Tuesday, May 17, 2005

Guerra em campo

O esporte coletivo surgiu pra substituir a guerra no imaginário popular, quando a guerra deixou de ser algo glorioso e belo com alguns detalhes desagradáveis para se tornar algo repulsivo e imoral com alguns momentos de glória. Futebol (principalmente), basquete, vôlei, rugby, you name it, são todos metáforas para a guerra. A Copa do Mundo é uma guerra curta e sangrenta, em que exércitos inteiros são dizimados numa única batalha; campeonatos de pontos corridos são guerras longas, sofridas, em que cada batalha dá ao vencedor uma pequena vantagem territorial que precisa ser sustentada e expandida por outras pequenas batalhas para levar à vitória final.

Quem diz que não gosta de futebol porque não vê motivo para assistir a vinte homens correndo atrás de uma bola não tem imaginação: não consegue relacionar o cruzamento de Del Piero, de bicicleta, para o gol de Trezeguet que deu ao Juventus a vitória contra o Milan, em Milão, naquela que foi provavelmente a partida decisiva do Campeonato Italiano 2004/2005, com um ataque desesperado de um soldado a um ninho de metralhadoras, desarmando a principal defesa das linhas inimigas e permitindo a conquista da Normandia pelos aliados.

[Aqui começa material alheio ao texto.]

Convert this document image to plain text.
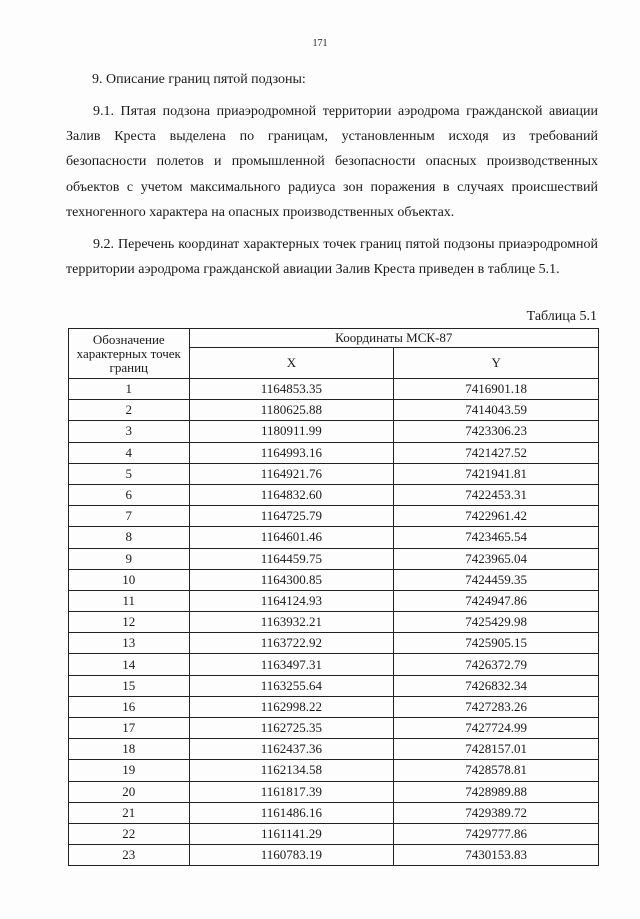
171
9. Описание границ пятой подзоны:

9.1. Пятая подзона приаэродромной территории аэродрома гражданской авиации Залив Креста выделена по границам, установленным исходя из требований безопасности полетов и промышленной безопасности опасных производственных объектов с учетом максимального радиуса зон поражения в случаях происшествий техногенного характера на опасных производственных объектах.

9.2. Перечень координат характерных точек границ пятой подзоны приаэродромной территории аэродрома гражданской авиации Залив Креста приведен в таблице 5.1.

Таблица 5.1
Обозначение характерных точек границ	Координаты МСК-87	
	X	Y
1	1164853.35	7416901.18
2	1180625.88	7414043.59
3	1180911.99	7423306.23
4	1164993.16	7421427.52
5	1164921.76	7421941.81
6	1164832.60	7422453.31
7	1164725.79	7422961.42
8	1164601.46	7423465.54
9	1164459.75	7423965.04
10	1164300.85	7424459.35
11	1164124.93	7424947.86
12	1163932.21	7425429.98
13	1163722.92	7425905.15
14	1163497.31	7426372.79
15	1163255.64	7426832.34
16	1162998.22	7427283.26
17	1162725.35	7427724.99
18	1162437.36	7428157.01
19	1162134.58	7428578.81
20	1161817.39	7428989.88
21	1161486.16	7429389.72
22	1161141.29	7429777.86
23	1160783.19	7430153.83
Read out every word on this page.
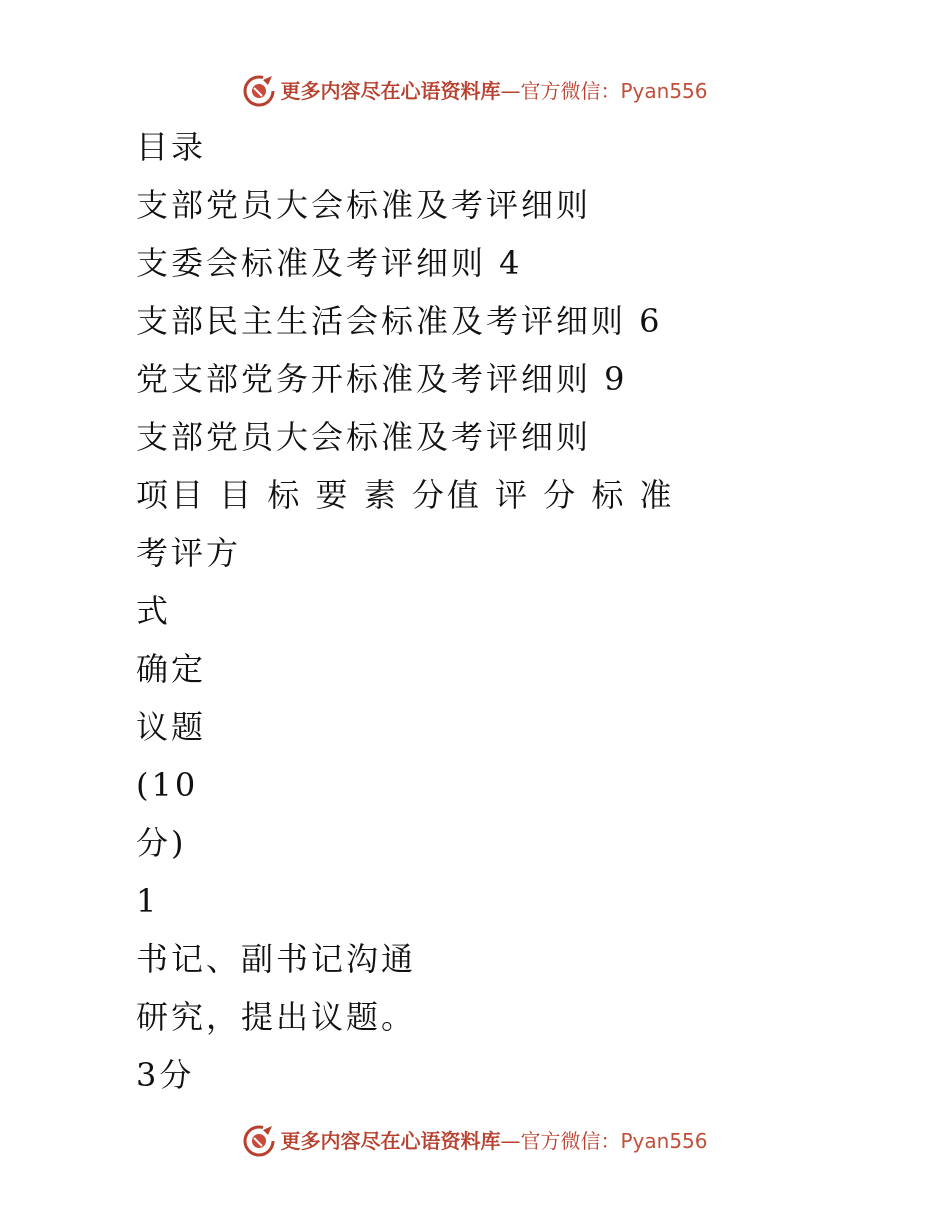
更多内容尽在心语资料库 — 官方微信： Pyan556
目录
支部党员大会标准及考评细则
支委会标准及考评细则 4
支部民主生活会标准及考评细则 6
党支部党务开标准及考评细则 9
支部党员大会标准及考评细则
项目 目 标 要 素 分值 评 分 标 准
考评方
式
确定
议题
(10
分)
1
书记、副书记沟通
研究，提出议题。
3分
更多内容尽在心语资料库 — 官方微信： Pyan556
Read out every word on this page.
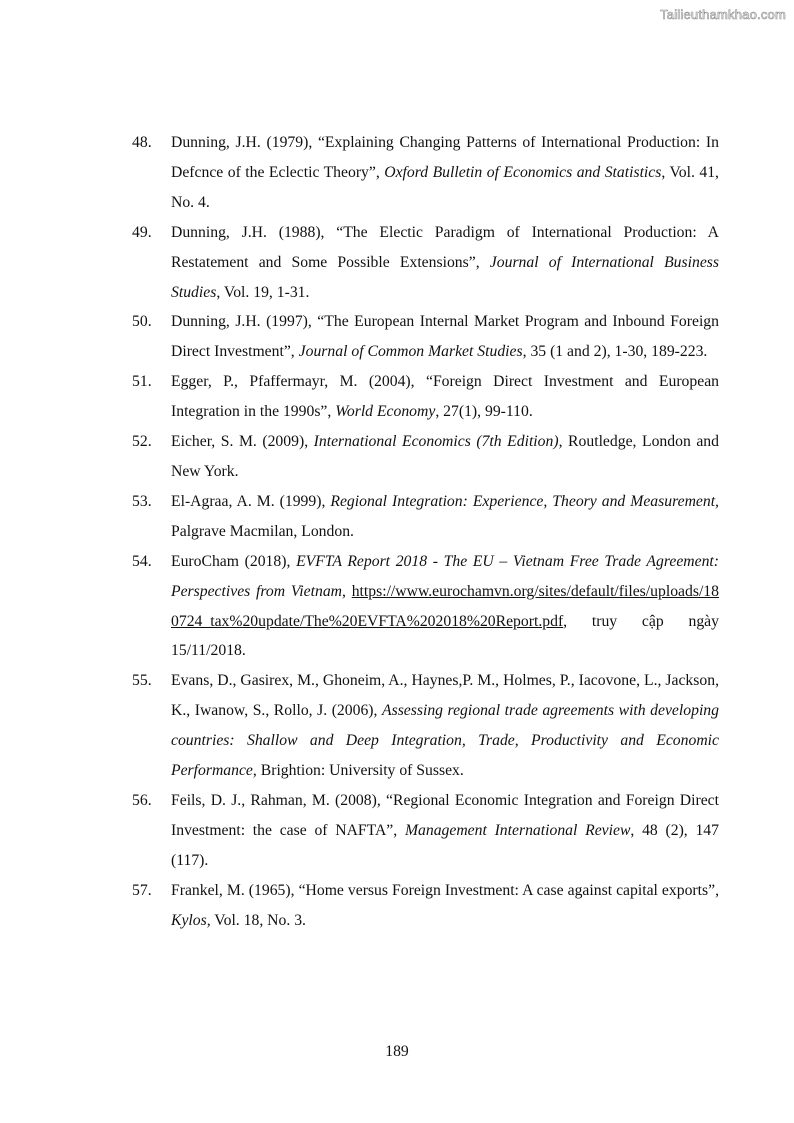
Tailieuthamkhao.com
48. Dunning, J.H. (1979), “Explaining Changing Patterns of International Production: In Defcnce of the Eclectic Theory”, Oxford Bulletin of Economics and Statistics, Vol. 41, No. 4.
49. Dunning, J.H. (1988), “The Electic Paradigm of International Production: A Restatement and Some Possible Extensions”, Journal of International Business Studies, Vol. 19, 1-31.
50. Dunning, J.H. (1997), “The European Internal Market Program and Inbound Foreign Direct Investment”, Journal of Common Market Studies, 35 (1 and 2), 1-30, 189-223.
51. Egger, P., Pfaffermayr, M. (2004), “Foreign Direct Investment and European Integration in the 1990s”, World Economy, 27(1), 99-110.
52. Eicher, S. M. (2009), International Economics (7th Edition), Routledge, London and New York.
53. El-Agraa, A. M. (1999), Regional Integration: Experience, Theory and Measurement, Palgrave Macmilan, London.
54. EuroCham (2018), EVFTA Report 2018 - The EU – Vietnam Free Trade Agreement: Perspectives from Vietnam, https://www.eurochamvn.org/sites/default/files/uploads/180724_tax%20update/The%20EVFTA%202018%20Report.pdf, truy cập ngày 15/11/2018.
55. Evans, D., Gasirex, M., Ghoneim, A., Haynes,P. M., Holmes, P., Iacovone, L., Jackson, K., Iwanow, S., Rollo, J. (2006), Assessing regional trade agreements with developing countries: Shallow and Deep Integration, Trade, Productivity and Economic Performance, Brightion: University of Sussex.
56. Feils, D. J., Rahman, M. (2008), “Regional Economic Integration and Foreign Direct Investment: the case of NAFTA”, Management International Review, 48 (2), 147 (117).
57. Frankel, M. (1965), “Home versus Foreign Investment: A case against capital exports”, Kylos, Vol. 18, No. 3.
189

Quem gosta tanto de futebol a ponto de bater em quem não torce para o seu time, por outro lado, não sabe impor limites à sua imaginação. No primeiro caso, a metáfora não é compreendida; no segundo, ela invade a realidade.

Podem dizer que a ausência de carnificina no esporte o torna muito menos glorioso do que a guerra: o sacrifício de um jogador de vôlei que finge cortar a bola para atrair o bloqueio adversário enquanto outro jogador faz o ataque é repetido tantas vezes ao longo de um jogo que muito da sua força se perde. É claro, o sacrifício de um kamikaze é muito maior, e poucos gols são tão gloriosos quanto uma morte na batalha (embora poucas mortes sejam tão gloriosas quanto aquele gol do Rondinelli); mas entre um evento glorioso e sangrento e uma representação do evento, menos gloriosa e bem menos sangrenta, fico com a aproximação.